Flashback: Bill and Ted Battle the Grim Reaper by Playing ‘Battleship’
The Bill & Ted fan community haven’t had it easy over the past couple of decades. The only real content they’ve gotten to chew on since Bill & Ted’s Bogus Journey left theaters in 1991 was the short-lived cartoon series Bill & Ted’s Excellent Adventures and a disastrous live-action Fox show that aired seven episodes in the summer of 1992 before being forever banished from the memory banks of every single person on the planet.
Making matters worse, series stars Keanu Reeves and Alex Winter pop up in the press every few months and promise that the long-awaited Bill & Ted 3 is on the verge of happening. We’d call it the Chinese Democracy of movies, but Axl Rose took a mere 11 years to turn that album into a reality and Bill & Ted 3 has been languishing for well over twice that time. Of course, it’s hard to blame Reeves and Winter for the stalemate. They just can’t seem to find a studio willing to pony up the cash to make it happen, even though Reeves is gearing up to begin work on John Wick: Chapter 3 a mere four years after the original hit.
Nearly every time that Reeves and Winter talk about Bill & Ted 3 they reveal a little more information about the proposed storyline. We’ve heard for years that it focuses on the two buddies growing old and realizing that their promised fate of recording music that united the planet never came to pass, but in a recent interview with Entertainment Weekly they revealed a lot more of the idea along with the proposed title: Bill & Ted Face the Music. “Indomitable spirits confronted with, ‘Is this the end?'” Reeves said. “Of course, there is a little caveat in that someone comes from the future and says: ‘Not only do you have to save the world, you have to save everything.'”
Even without firm studio backing, the duo recruited original Bill & Ted screenwriter Ed Solomon to pen a new script and they even lined up Galaxy Quest’s Dean Parisot to direct it. “The whole trajectory of getting the next one off the ground has been pretty much exactly like the experience of getting the original,” Winter said. “Going to every studio, and they’re like, ‘What the eff is this?’ It’s this kind of independent spirit, and the films have an anachronistic quality to them that’s a big part of what they are, fundamentally. I’m really happy that this one is the same. It doesn’t feel like some stale knockoff that a studio would have immediately gone, ‘Oh, this feels right. We have rebranded very successfully.’”
If all of this wasn’t exciting enough, they also promise that William Sadler is returning as Death. For those that don’t remember, Bill and Ted med Death when they (briefly) died in Bill and Ted’s Bogus Journey. After defeating him in a series of games, he joined their quest and ultimately became the bassist in their band. Although it was probably lost on most viewers at the time, the storyline was a parody of the 1957 Ingmar Bergman movie The Seventh Seal where a medieval knight challenges Death to a game of chess.

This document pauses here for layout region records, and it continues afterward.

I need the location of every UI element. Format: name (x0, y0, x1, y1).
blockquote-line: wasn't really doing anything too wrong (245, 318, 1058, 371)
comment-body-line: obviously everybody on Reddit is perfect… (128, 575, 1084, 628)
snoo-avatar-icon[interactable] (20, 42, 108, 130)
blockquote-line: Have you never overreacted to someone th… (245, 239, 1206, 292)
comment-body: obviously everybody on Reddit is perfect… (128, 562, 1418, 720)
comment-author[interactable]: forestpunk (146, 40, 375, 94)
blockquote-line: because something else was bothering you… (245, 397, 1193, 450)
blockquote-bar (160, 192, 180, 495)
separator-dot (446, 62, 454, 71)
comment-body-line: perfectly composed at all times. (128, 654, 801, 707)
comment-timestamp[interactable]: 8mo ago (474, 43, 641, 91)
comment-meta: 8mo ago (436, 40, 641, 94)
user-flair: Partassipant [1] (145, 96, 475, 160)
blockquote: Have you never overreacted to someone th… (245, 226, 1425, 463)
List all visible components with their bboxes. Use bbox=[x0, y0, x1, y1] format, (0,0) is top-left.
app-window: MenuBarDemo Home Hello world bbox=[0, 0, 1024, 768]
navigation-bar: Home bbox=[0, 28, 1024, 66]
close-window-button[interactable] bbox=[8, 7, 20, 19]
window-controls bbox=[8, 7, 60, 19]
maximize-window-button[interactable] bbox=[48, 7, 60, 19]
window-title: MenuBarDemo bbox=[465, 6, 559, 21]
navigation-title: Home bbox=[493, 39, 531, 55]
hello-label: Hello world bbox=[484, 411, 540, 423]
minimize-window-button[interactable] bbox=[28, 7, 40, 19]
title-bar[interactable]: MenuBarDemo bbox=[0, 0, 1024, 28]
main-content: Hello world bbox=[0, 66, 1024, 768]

Bill and Ted opt to challenge Death to a game of Battleship. After they defeat him with an excellent strike at J-7 – “I totally knew he’d put it in the J’s, dude” – he insists they play a best two out of three. Not in much of a position to negotiate, they break out Clue. When Death incorrectly surmises that Colonel Mustard committed the murder in the study with the candlestick (it was actually Professor Plum), the games continue with Electric Football and Twister until Death finally concedes and brings them back to the surface. It’s perhaps the single greatest sequence in either of the Bill & Ted movies.
Unsurprisingly, Sadler is more than willing to put the dark robe back on to play Death in Bill & Ted 3. “Have scythe, will travel,” he tweeted in response to the new round of Bill & Ted 3 articles. Hollywood, come on. We’re sick of waiting. They have a script. They have a director. All the actors are ready to start work, including the Grim Reaper himself. Give them the money. This trilogy needs a conclusion. In these difficult times, we need Bill and Ted more than ever.